Trainer James J. Toner stood outside Barn 35 at Keeneland Race Course and tried to figure how Winter Memories, a 3-year-old filly with tenacious attitude and a graded stakes-winning resume, has captured the fancy of racing fans across the nation."You have a pretty gray horse and it just attracts people," he mused. "That's what it is; she's a beautiful gray horse and her running style is just electrifying, so she's picked up a lot of fans along the way." -- Thanks for the 'Memories'

X-otic Wagering -- Sometimes, stories occur during the season that I follow, but happily don't have to cover. This was one of them.

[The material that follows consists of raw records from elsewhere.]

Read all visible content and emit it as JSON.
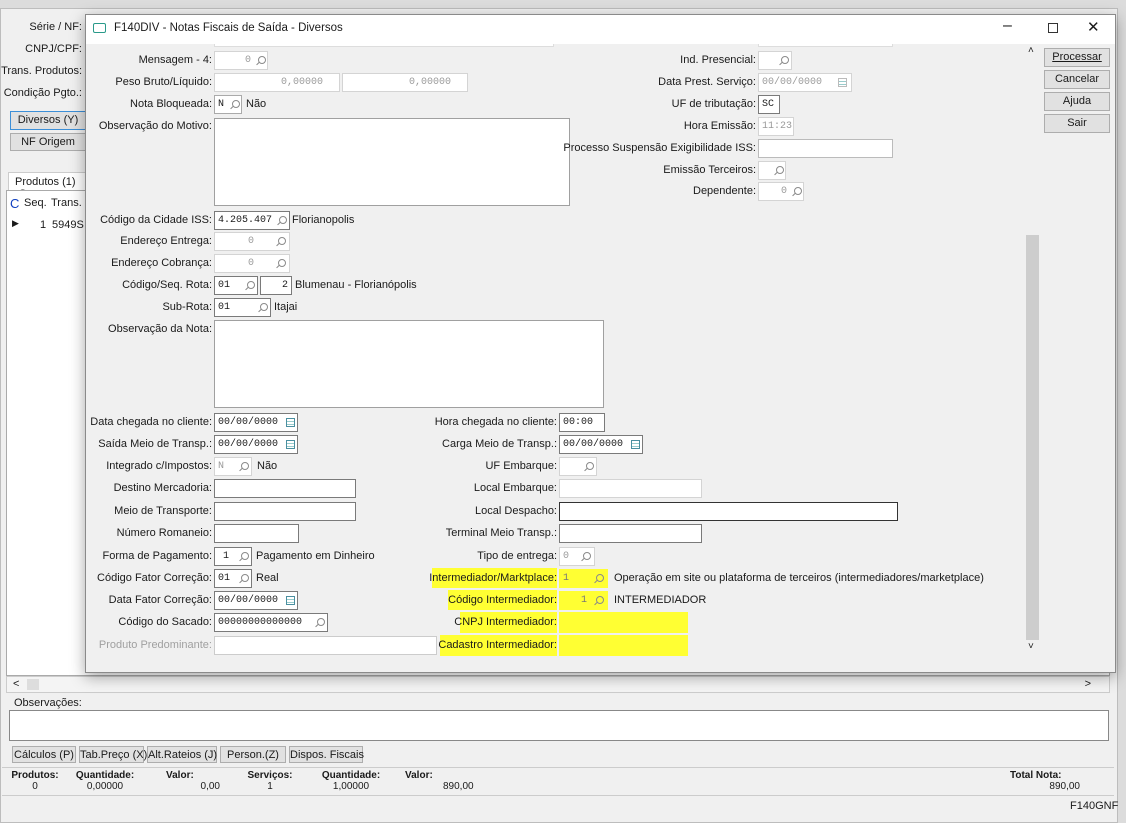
{
  "background": {
    "labels": [
      "Série / NF:",
      "CNPJ/CPF:",
      "Trans. Produtos:",
      "Condição Pgto.:"
    ],
    "buttons": {
      "diversos": "Diversos (Y)",
      "nf_origem": "NF Origem"
    },
    "tab": "Produtos (1)",
    "tab2": "S",
    "grid": {
      "headers": [
        "C",
        "Seq.",
        "Trans. S"
      ],
      "rows": [
        {
          "seq": "1",
          "trans": "5949S"
        }
      ]
    },
    "observacoes_label": "Observações:",
    "bottom_buttons": [
      "Cálculos (P)",
      "Tab.Preço (X)",
      "Alt.Rateios (J)",
      "Person.(Z)",
      "Dispos. Fiscais"
    ],
    "totals": {
      "produtos": {
        "label": "Produtos:",
        "value": "0"
      },
      "quantidade_p": {
        "label": "Quantidade:",
        "value": "0,00000"
      },
      "valor_p": {
        "label": "Valor:",
        "value": "0,00"
      },
      "servicos": {
        "label": "Serviços:",
        "value": "1"
      },
      "quantidade_s": {
        "label": "Quantidade:",
        "value": "1,00000"
      },
      "valor_s": {
        "label": "Valor:",
        "value": "890,00"
      },
      "total_nota": {
        "label": "Total Nota:",
        "value": "890,00"
      }
    },
    "status": "F140GNF"
  },
  "dialog": {
    "title": "F140DIV - Notas Fiscais de Saída - Diversos",
    "buttons": {
      "processar": "Processar",
      "cancelar": "Cancelar",
      "ajuda": "Ajuda",
      "sair": "Sair"
    },
    "left": {
      "mensagem4": {
        "label": "Mensagem - 4:",
        "value": "0"
      },
      "peso": {
        "label": "Peso Bruto/Líquido:",
        "bruto": "0,00000",
        "liquido": "0,00000"
      },
      "nota_bloqueada": {
        "label": "Nota Bloqueada:",
        "value": "N",
        "desc": "Não"
      },
      "obs_motivo": {
        "label": "Observação do Motivo:"
      },
      "cidade_iss": {
        "label": "Código da Cidade ISS:",
        "value": "4.205.407",
        "desc": "Florianopolis"
      },
      "end_entrega": {
        "label": "Endereço Entrega:",
        "value": "0"
      },
      "end_cobranca": {
        "label": "Endereço Cobrança:",
        "value": "0"
      },
      "rota": {
        "label": "Código/Seq. Rota:",
        "value": "01",
        "seq": "2",
        "desc": "Blumenau - Florianópolis"
      },
      "sub_rota": {
        "label": "Sub-Rota:",
        "value": "01",
        "desc": "Itajai"
      },
      "obs_nota": {
        "label": "Observação da Nota:"
      },
      "data_chegada": {
        "label": "Data chegada no cliente:",
        "value": "00/00/0000"
      },
      "saida_meio": {
        "label": "Saída Meio de Transp.:",
        "value": "00/00/0000"
      },
      "integrado": {
        "label": "Integrado c/Impostos:",
        "value": "N",
        "desc": "Não"
      },
      "destino": {
        "label": "Destino Mercadoria:",
        "value": ""
      },
      "meio_transporte": {
        "label": "Meio de Transporte:",
        "value": ""
      },
      "romaneio": {
        "label": "Número Romaneio:",
        "value": ""
      },
      "forma_pagamento": {
        "label": "Forma de Pagamento:",
        "value": "1",
        "desc": "Pagamento em Dinheiro"
      },
      "fator_correcao": {
        "label": "Código Fator Correção:",
        "value": "01",
        "desc": "Real"
      },
      "data_fator": {
        "label": "Data Fator Correção:",
        "value": "00/00/0000"
      },
      "sacado": {
        "label": "Código do Sacado:",
        "value": "00000000000000"
      },
      "produto_predominante": {
        "label": "Produto Predominante:",
        "value": ""
      }
    },
    "top_right": {
      "ind_presencial": {
        "label": "Ind. Presencial:",
        "value": ""
      },
      "data_prest": {
        "label": "Data Prest. Serviço:",
        "value": "00/00/0000"
      },
      "uf_tributacao": {
        "label": "UF de tributação:",
        "value": "SC"
      },
      "hora_emissao": {
        "label": "Hora Emissão:",
        "value": "11:23"
      },
      "processo_iss": {
        "label": "Processo Suspensão Exigibilidade ISS:",
        "value": ""
      },
      "emissao_terceiros": {
        "label": "Emissão Terceiros:",
        "value": ""
      },
      "dependente": {
        "label": "Dependente:",
        "value": "0"
      }
    },
    "right": {
      "hora_chegada": {
        "label": "Hora chegada no cliente:",
        "value": "00:00"
      },
      "carga_meio": {
        "label": "Carga Meio de Transp.:",
        "value": "00/00/0000"
      },
      "uf_embarque": {
        "label": "UF Embarque:",
        "value": ""
      },
      "local_embarque": {
        "label": "Local Embarque:",
        "value": ""
      },
      "local_despacho": {
        "label": "Local Despacho:",
        "value": ""
      },
      "terminal": {
        "label": "Terminal Meio Transp.:",
        "value": ""
      },
      "tipo_entrega": {
        "label": "Tipo de entrega:",
        "value": "0"
      },
      "intermediador": {
        "label": "Intermediador/Marktplace:",
        "value": "1",
        "desc": "Operação em site ou plataforma de terceiros (intermediadores/marketplace)"
      },
      "codigo_intermediador": {
        "label": "Código Intermediador:",
        "value": "1",
        "desc": "INTERMEDIADOR"
      },
      "cnpj_intermediador": {
        "label": "CNPJ Intermediador:",
        "value": ""
      },
      "cadastro_intermediador": {
        "label": "Cadastro Intermediador:",
        "value": ""
      }
    },
    "highlight_color": "#ffff33"
  }
}
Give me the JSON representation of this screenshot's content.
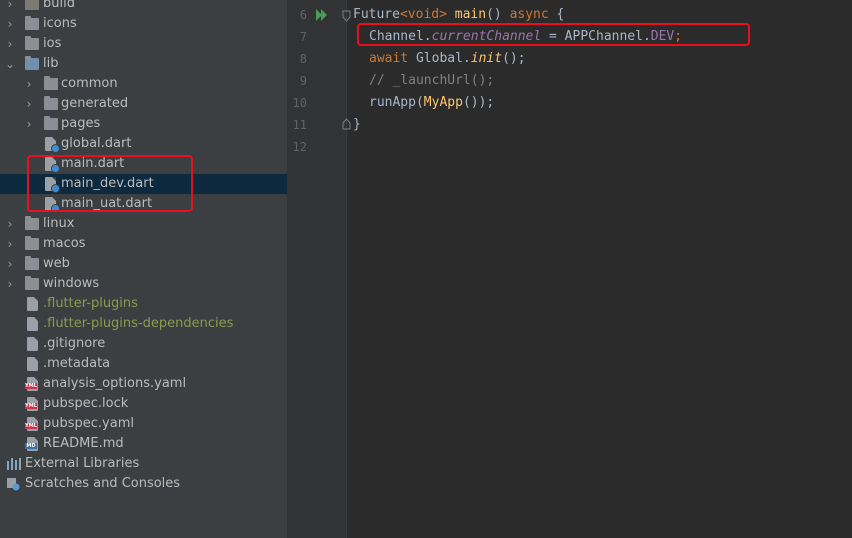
{
  "tree": {
    "build": "build",
    "icons": "icons",
    "ios": "ios",
    "lib": "lib",
    "common": "common",
    "generated": "generated",
    "pages": "pages",
    "global": "global.dart",
    "main": "main.dart",
    "main_dev": "main_dev.dart",
    "main_uat": "main_uat.dart",
    "linux": "linux",
    "macos": "macos",
    "web": "web",
    "windows": "windows",
    "flutter_plugins": ".flutter-plugins",
    "flutter_plugins_deps": ".flutter-plugins-dependencies",
    "gitignore": ".gitignore",
    "metadata": ".metadata",
    "analysis": "analysis_options.yaml",
    "pubspec_lock": "pubspec.lock",
    "pubspec_yaml": "pubspec.yaml",
    "readme": "README.md",
    "external": "External Libraries",
    "scratches": "Scratches and Consoles"
  },
  "badges": {
    "yml": "YML",
    "md": "MD"
  },
  "line_numbers": [
    "6",
    "7",
    "8",
    "9",
    "10",
    "11",
    "12"
  ],
  "code": {
    "l6_type": "Future",
    "l6_lt": "<",
    "l6_void": "void",
    "l6_gt": "> ",
    "l6_main": "main",
    "l6_paren": "() ",
    "l6_async": "async",
    "l6_brace": " {",
    "l7_channel": "Channel.",
    "l7_current": "currentChannel",
    "l7_eq": " = APPChannel.",
    "l7_dev": "DEV",
    "l7_semi": ";",
    "l8_await": "await ",
    "l8_global": "Global.",
    "l8_init": "init",
    "l8_end": "();",
    "l9_comment": "// _launchUrl();",
    "l10_run": "runApp(",
    "l10_myapp": "MyApp",
    "l10_end": "());",
    "l11_brace": "}"
  },
  "colors": {
    "highlight": "#e8101d",
    "selection": "#0d293e"
  }
}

Though he admitted that there were others who could have discovered it, New York Racing Association president and CEO Charles Hayward on Tuesday took responsibility for the mistake that led to NYRA charging too high a takeout rate on certain wagers for a 15-month period, an error that cost bettors $7.9 million. (David Grening, DRF) -- NYRA Takeout Reduction Permanent

You -- Thanks to followers on facebook and twitter (@clairenovak) for helping me get the word out about the sport. I love what I do and interacting with racing fans about their favorite runners and stories is often part of the joy.

Zenyatta -- She ends the year for the third time in a row. Even in retirement, the big mare retains a legion of fans.

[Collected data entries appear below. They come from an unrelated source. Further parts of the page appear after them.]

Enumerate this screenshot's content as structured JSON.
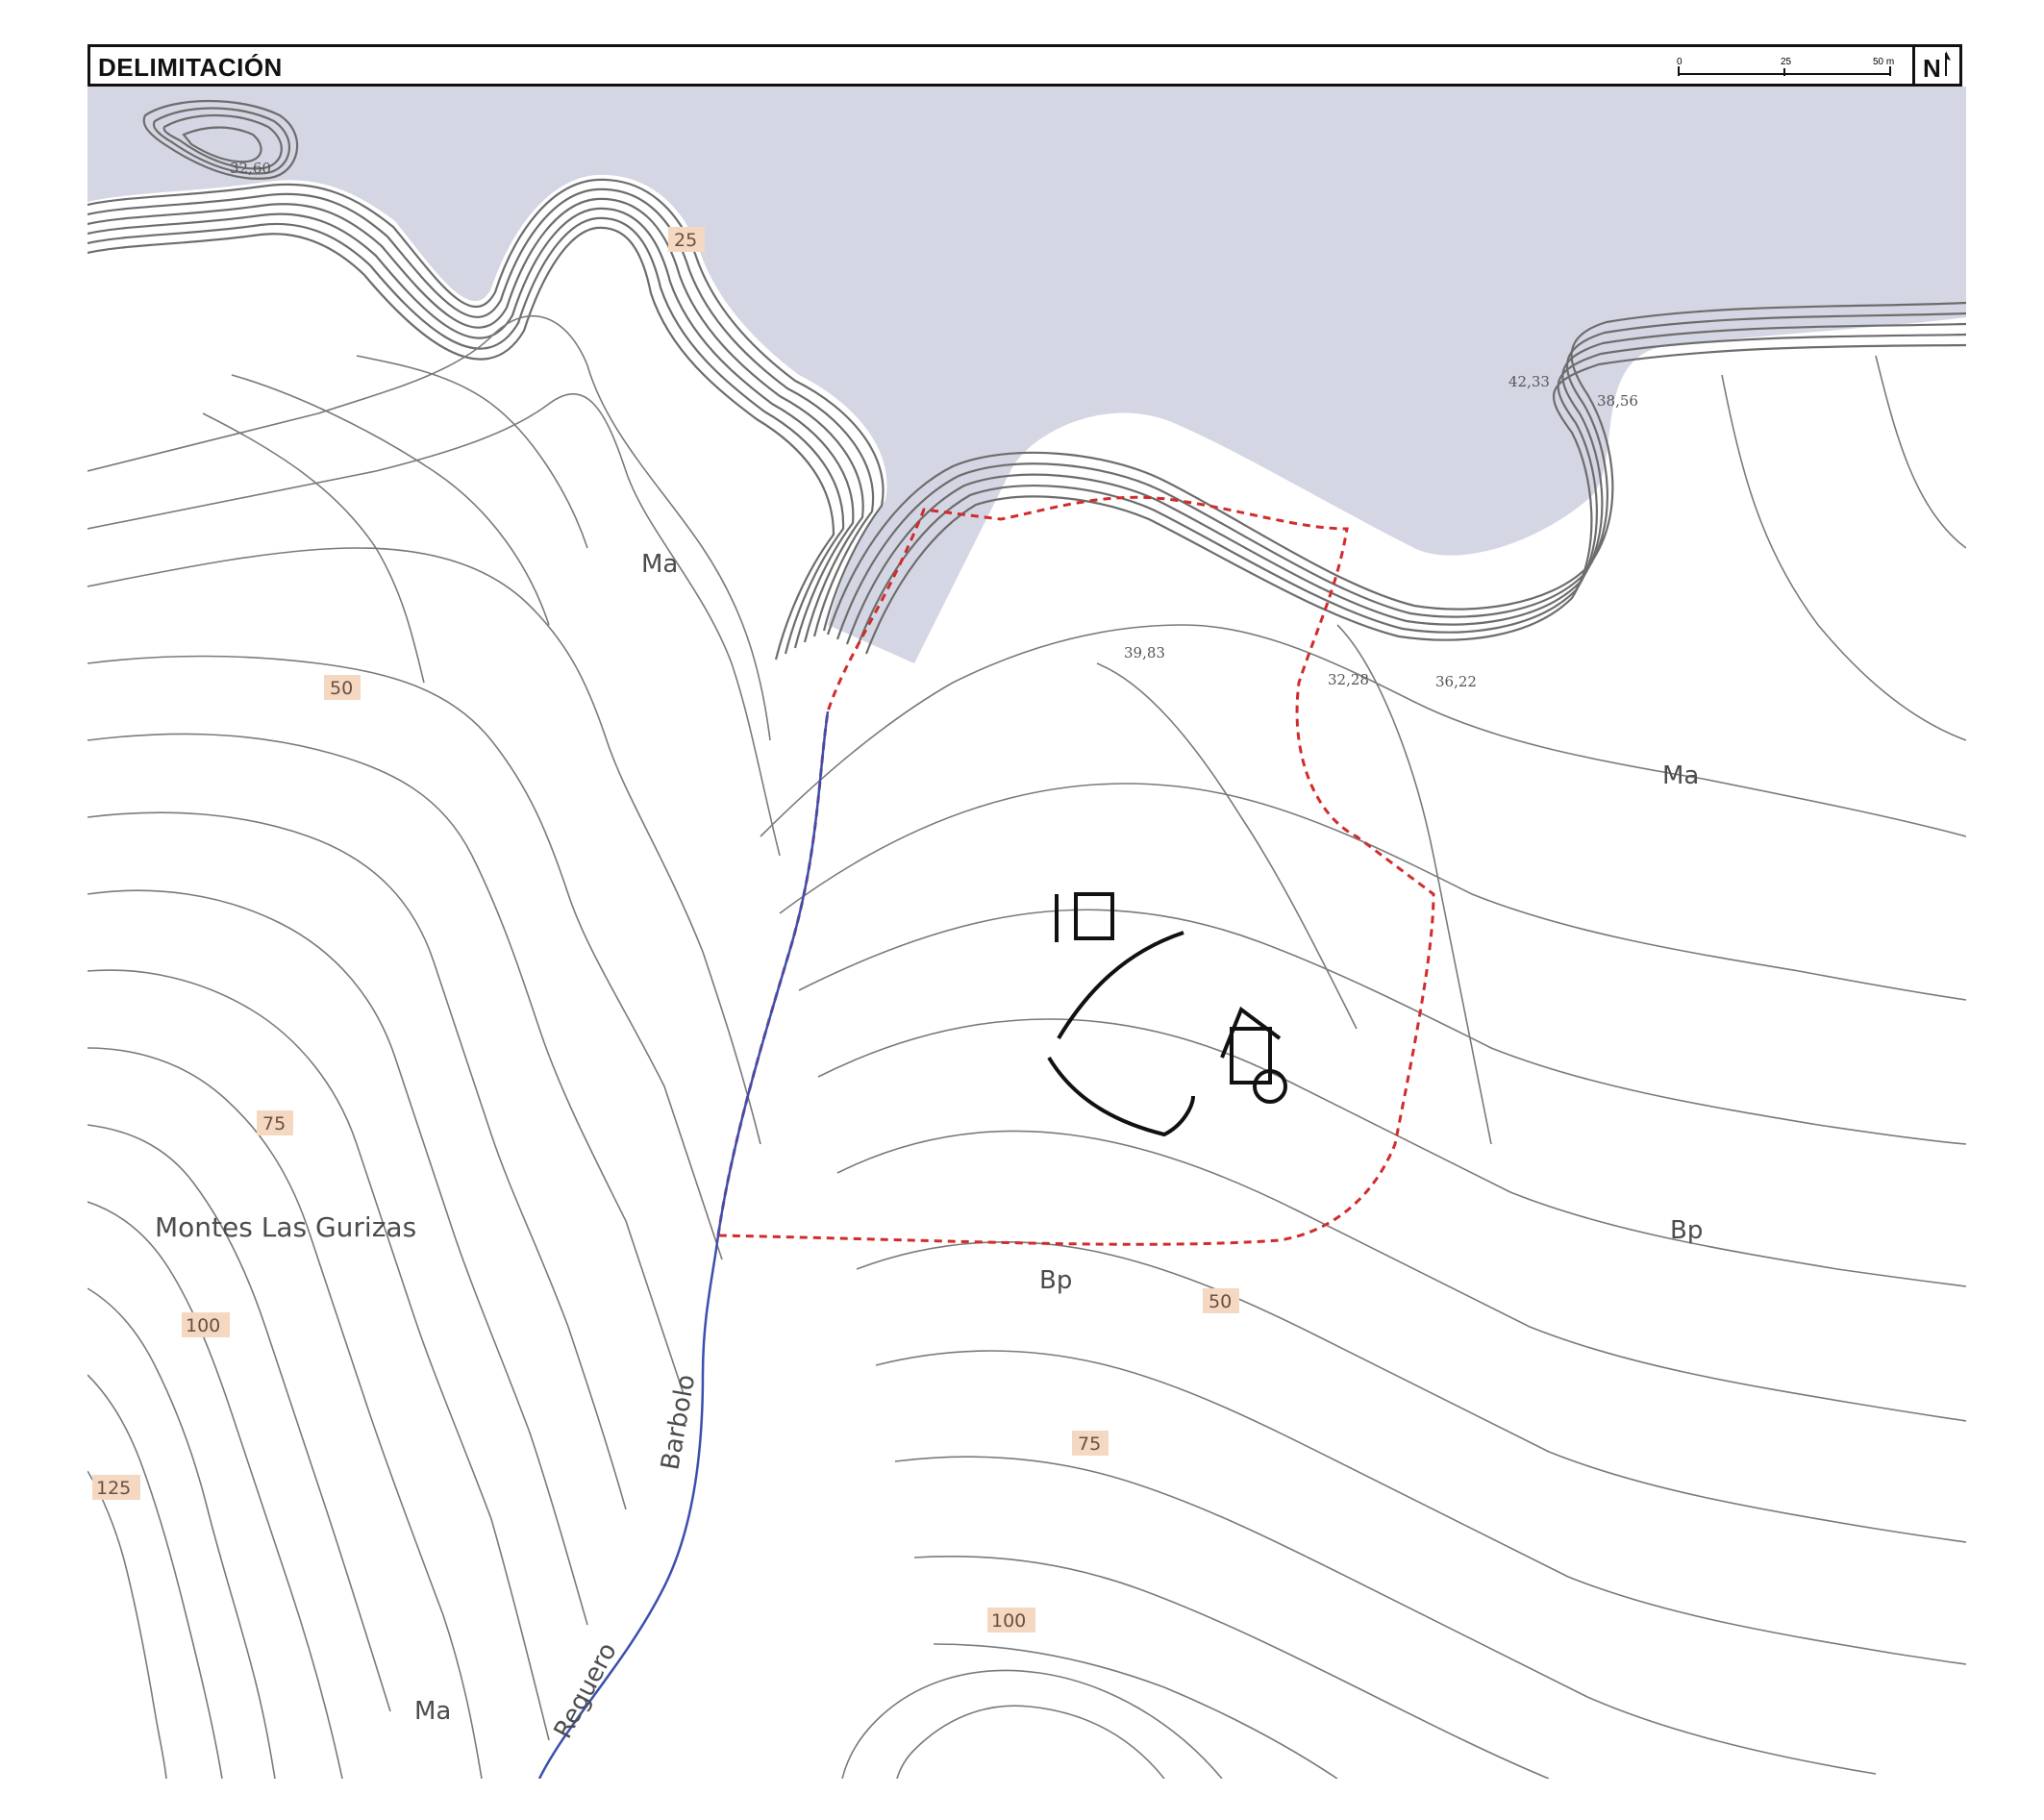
{
  "header": {
    "title": "DELIMITACIÓN",
    "scale_ticks": [
      "0",
      "25",
      "50 m"
    ],
    "north": "N"
  },
  "colors": {
    "sea": "#d4d6e3",
    "contour": "#6d6d6d",
    "boundary": "#d12c2c",
    "stream": "#3b4fae",
    "label_tag": "#f5d8c2"
  },
  "labels": {
    "ma_1": "Ma",
    "ma_2": "Ma",
    "ma_3": "Ma",
    "bp_1": "Bp",
    "bp_2": "Bp",
    "place": "Montes Las Gurizas",
    "stream_1": "Barbolo",
    "stream_2": "Reguero"
  },
  "contour_labels": {
    "c25": "25",
    "c50a": "50",
    "c50b": "50",
    "c75a": "75",
    "c75b": "75",
    "c100a": "100",
    "c100b": "100",
    "c125": "125"
  },
  "spot_heights": {
    "s1": "32,60",
    "s2": "39,83",
    "s3": "32,28",
    "s4": "36,22",
    "s5": "42,33",
    "s6": "38,56"
  }
}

Her coat is thicker now, fuzzy with the changing seasons and with winter coming on. Days shorten and temperatures dip at night across the bluegrass. The foal inside her rounding belly grows … -- Zenyatta and Blame: A Year Later

(Please note that this column is based upon horses and situations I personally had the chance to write about or witness. For a sweeping portrait of horse racing in 2011, I recommend Jay Privman's "A Season of Highs and Lows" and a look back at every division via the Daily Racing Form).